Caused by: java.io.IOException: Unable to close file because the last block does not have enough number of replicas.

  at org.apache.hadoop.hdfs.DFSOutputStream.completeFile(DFSOutputStream.java:2306)

  at org.apache.hadoop.hdfs.DFSOutputStream.closeImpl(DFSOutputStream.java:2267)

  at org.apache.hadoop.hdfs.DFSOutputStream.close(DFSOutputStream.java:2232)

  at org.apache.hadoop.fs.FSDataOutputStream$PositionCache.close(FSDataOutputStream.java:72)
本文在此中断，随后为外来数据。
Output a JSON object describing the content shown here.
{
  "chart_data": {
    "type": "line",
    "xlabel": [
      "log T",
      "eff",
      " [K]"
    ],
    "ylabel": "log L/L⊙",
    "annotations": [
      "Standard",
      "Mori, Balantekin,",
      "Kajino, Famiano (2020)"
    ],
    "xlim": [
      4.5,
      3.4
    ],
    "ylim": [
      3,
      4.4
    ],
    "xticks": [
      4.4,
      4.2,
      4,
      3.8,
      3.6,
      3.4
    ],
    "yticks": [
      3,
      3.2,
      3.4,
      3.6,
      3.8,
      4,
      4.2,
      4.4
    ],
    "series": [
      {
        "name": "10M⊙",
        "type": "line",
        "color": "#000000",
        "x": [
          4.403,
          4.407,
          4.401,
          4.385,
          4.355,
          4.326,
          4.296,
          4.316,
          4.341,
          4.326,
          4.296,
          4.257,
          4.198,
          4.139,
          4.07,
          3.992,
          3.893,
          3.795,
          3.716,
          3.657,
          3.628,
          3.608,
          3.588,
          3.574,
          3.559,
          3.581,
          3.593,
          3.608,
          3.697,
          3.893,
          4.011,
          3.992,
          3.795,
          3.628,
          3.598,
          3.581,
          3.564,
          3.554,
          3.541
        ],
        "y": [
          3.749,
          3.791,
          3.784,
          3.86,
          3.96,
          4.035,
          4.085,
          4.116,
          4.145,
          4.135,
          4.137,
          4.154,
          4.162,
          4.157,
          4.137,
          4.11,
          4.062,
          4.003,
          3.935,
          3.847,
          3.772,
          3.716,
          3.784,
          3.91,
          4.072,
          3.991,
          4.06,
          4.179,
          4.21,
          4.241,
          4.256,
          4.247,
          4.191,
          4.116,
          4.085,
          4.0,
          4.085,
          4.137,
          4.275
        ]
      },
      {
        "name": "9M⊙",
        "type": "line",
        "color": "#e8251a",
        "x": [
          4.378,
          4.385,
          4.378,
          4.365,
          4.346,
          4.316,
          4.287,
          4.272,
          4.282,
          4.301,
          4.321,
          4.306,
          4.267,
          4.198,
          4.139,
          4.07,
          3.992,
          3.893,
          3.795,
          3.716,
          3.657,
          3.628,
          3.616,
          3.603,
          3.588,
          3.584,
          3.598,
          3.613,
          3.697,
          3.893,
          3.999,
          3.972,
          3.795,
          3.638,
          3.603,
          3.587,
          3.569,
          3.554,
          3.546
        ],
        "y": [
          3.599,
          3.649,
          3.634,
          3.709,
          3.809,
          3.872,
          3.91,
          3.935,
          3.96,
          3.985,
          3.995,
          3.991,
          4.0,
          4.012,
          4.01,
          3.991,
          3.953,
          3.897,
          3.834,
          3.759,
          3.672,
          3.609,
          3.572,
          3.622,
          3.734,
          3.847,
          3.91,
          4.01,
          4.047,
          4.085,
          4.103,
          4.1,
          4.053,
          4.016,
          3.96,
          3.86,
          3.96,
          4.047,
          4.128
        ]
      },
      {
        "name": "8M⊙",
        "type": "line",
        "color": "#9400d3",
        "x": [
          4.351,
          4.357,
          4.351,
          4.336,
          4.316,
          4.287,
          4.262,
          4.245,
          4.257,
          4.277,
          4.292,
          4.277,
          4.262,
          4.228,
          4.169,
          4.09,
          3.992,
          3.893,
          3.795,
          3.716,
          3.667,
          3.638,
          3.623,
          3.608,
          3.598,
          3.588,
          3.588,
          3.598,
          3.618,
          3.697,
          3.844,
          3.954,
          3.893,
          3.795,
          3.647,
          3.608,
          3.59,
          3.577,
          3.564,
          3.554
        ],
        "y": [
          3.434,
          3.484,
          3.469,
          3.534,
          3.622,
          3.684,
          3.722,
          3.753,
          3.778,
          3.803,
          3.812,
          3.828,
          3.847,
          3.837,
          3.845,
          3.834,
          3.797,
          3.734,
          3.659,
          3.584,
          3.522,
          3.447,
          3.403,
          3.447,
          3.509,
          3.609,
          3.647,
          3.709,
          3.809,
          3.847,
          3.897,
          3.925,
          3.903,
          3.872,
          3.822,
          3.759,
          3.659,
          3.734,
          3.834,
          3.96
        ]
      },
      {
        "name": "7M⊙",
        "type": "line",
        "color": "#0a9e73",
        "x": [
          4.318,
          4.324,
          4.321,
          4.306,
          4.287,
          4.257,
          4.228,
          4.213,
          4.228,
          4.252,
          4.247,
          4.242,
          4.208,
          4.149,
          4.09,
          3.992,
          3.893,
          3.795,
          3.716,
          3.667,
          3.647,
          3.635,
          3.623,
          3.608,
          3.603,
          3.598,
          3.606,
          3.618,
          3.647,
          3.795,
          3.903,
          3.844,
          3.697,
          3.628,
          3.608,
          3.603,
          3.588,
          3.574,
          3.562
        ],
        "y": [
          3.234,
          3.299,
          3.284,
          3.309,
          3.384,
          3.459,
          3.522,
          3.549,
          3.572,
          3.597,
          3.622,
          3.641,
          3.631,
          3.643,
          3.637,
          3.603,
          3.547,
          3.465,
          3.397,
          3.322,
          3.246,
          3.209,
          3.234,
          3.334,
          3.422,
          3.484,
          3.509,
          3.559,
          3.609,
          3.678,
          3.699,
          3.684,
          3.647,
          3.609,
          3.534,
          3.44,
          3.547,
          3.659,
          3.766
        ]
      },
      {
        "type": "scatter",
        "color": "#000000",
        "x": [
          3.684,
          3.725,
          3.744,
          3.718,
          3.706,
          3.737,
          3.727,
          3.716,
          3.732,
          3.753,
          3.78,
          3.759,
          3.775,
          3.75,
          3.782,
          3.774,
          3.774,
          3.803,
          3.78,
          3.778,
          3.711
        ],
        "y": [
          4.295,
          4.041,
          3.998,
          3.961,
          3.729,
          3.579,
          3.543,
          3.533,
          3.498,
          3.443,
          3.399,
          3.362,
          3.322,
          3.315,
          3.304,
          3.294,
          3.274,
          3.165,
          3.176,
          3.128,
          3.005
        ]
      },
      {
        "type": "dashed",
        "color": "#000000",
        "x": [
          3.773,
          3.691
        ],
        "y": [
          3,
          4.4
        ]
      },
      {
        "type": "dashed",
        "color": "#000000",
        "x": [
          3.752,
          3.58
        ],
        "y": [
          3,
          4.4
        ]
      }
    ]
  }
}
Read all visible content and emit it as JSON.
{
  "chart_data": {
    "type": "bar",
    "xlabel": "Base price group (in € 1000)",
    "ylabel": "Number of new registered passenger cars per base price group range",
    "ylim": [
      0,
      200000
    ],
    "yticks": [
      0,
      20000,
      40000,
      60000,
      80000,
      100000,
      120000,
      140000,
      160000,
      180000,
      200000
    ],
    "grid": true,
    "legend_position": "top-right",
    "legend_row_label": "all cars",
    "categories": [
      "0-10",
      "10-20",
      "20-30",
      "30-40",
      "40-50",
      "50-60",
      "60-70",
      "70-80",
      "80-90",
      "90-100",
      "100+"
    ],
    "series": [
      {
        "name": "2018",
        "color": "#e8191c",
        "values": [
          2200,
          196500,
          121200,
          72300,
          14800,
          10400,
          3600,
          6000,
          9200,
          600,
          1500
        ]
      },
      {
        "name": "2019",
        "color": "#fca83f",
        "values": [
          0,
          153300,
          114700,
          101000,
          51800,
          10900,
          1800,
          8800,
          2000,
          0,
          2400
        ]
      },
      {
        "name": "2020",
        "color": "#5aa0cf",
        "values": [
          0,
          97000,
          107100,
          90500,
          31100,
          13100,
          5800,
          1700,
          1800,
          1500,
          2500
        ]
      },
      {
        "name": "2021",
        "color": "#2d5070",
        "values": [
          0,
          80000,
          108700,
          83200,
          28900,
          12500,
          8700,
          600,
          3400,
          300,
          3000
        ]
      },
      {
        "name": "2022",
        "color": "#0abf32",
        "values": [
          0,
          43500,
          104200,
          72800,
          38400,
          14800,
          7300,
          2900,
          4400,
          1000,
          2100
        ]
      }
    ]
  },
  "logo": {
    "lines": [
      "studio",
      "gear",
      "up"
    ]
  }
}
  at org.apache.hadoop.fs.FSDataOutputStream.close(FSDataOutputStream.java:106)

NN:

2020-03-17 12:15:12,337 INFO org.apache.hadoop.hdfs.server.namenode.FSNamesystem: BLOCK* blk_xxx is COMMITTED but not COMPLETE(numNodes= 0 <  minimum = 1) in file /xxx

找到文件所在的dn日志,发现量的Deleted BP-xxx blk_xxx。初步分析为dn同步处理nn删除块的命令耗时太久,心跳汇报超时,客户端向nn发送rpc请求检测到文件状态不是complete状态,因此报错。本文就dn和nn处理无效块的逻辑做梳理,并对上述问题的解决方案做评估。

2.删除逻辑分析

1.删除文件NameNode入口

NameNode响应客户端delete请求的入口是NameNodeRpcServer.delete() → FSNamesystem.delete()。这里一共分为两步:

  • 从namespace中删除文件信息并收集删除的block
  • 将待删除的块加到invalidateBlocks中

//FSNamesystem#delete

boolean delete(String src, boolean recursive, boolean logRetryCache)

    throws IOException {

  final String operationName = "delete";

  BlocksMapUpdateInfo toRemovedBlocks = null;

  checkOperation(OperationCategory.WRITE);

  final FSPermissionChecker pc = getPermissionChecker();

  writeLock();

  boolean ret = false;

  try {

    checkOperation(OperationCategory.WRITE);

    checkNameNodeSafeMode("Cannot delete " + src);

    //1.从namespace中删除并返回收集到的block块

    toRemovedBlocks = FSDirDeleteOp.delete(

        this, pc, src, recursive, logRetryCache);

    ret = toRemovedBlocks != null;

  catch (AccessControlException e) {

    logAuditEvent(false, operationName, src);

    throw e;

  finally {

    writeUnlock(operationName);

  }

  //记录到editlog

  getEditLog().logSync();

  if (toRemovedBlocks != null) {

    //2.删除数据块操作

    removeBlocks(toRemovedBlocks); // Incremental deletion of blocks

  }

  logAuditEvent(true, operationName, src);

  return ret;

}

第一步:从namespace中删除文件信息并收集待删除的block

// FSDirDeleteOp#unprotectedDelete

private static boolean unprotectedDelete(FSDirectory fsd, INodesInPath iip,

    ReclaimContext reclaimContext, long mtime) {

  assert fsd.hasWriteLock();

 

  // 检查INode是否存在

  // check if target node exists

  INode targetNode = iip.getLastINode();

  if (targetNode == null) {

    return false;

  }

 

  // 修改快照

  // record modification

  final int latestSnapshot = iip.getLatestSnapshotId();

  targetNode.recordModification(latestSnapshot);

 

  // 核心部分:从namespace中移除INode

  // Remove the node from the namespace

  long removed = fsd.removeLastINode(iip);

  if (removed == -1) {

    return false;

  }

 

  // 更新父目录的mtime

  // set the parent's modification time

  final INodeDirectory parent = targetNode.getParent();

  parent.updateModificationTime(mtime, latestSnapshot);

 

  // 收集待删除的块并更新quota,reclaimContext对象就是最后要返回的待删除的块

  // collect block and update quota

  if (!targetNode.isInLatestSnapshot(latestSnapshot)) {

    targetNode.destroyAndCollectBlocks(reclaimContext);

  else {

    targetNode.cleanSubtree(reclaimContext, CURRENT_STATE_ID, latestSnapshot);

  }

 

  if (NameNode.stateChangeLog.isDebugEnabled()) {

    NameNode.stateChangeLog.debug("DIR* FSDirectory.unprotectedDelete: "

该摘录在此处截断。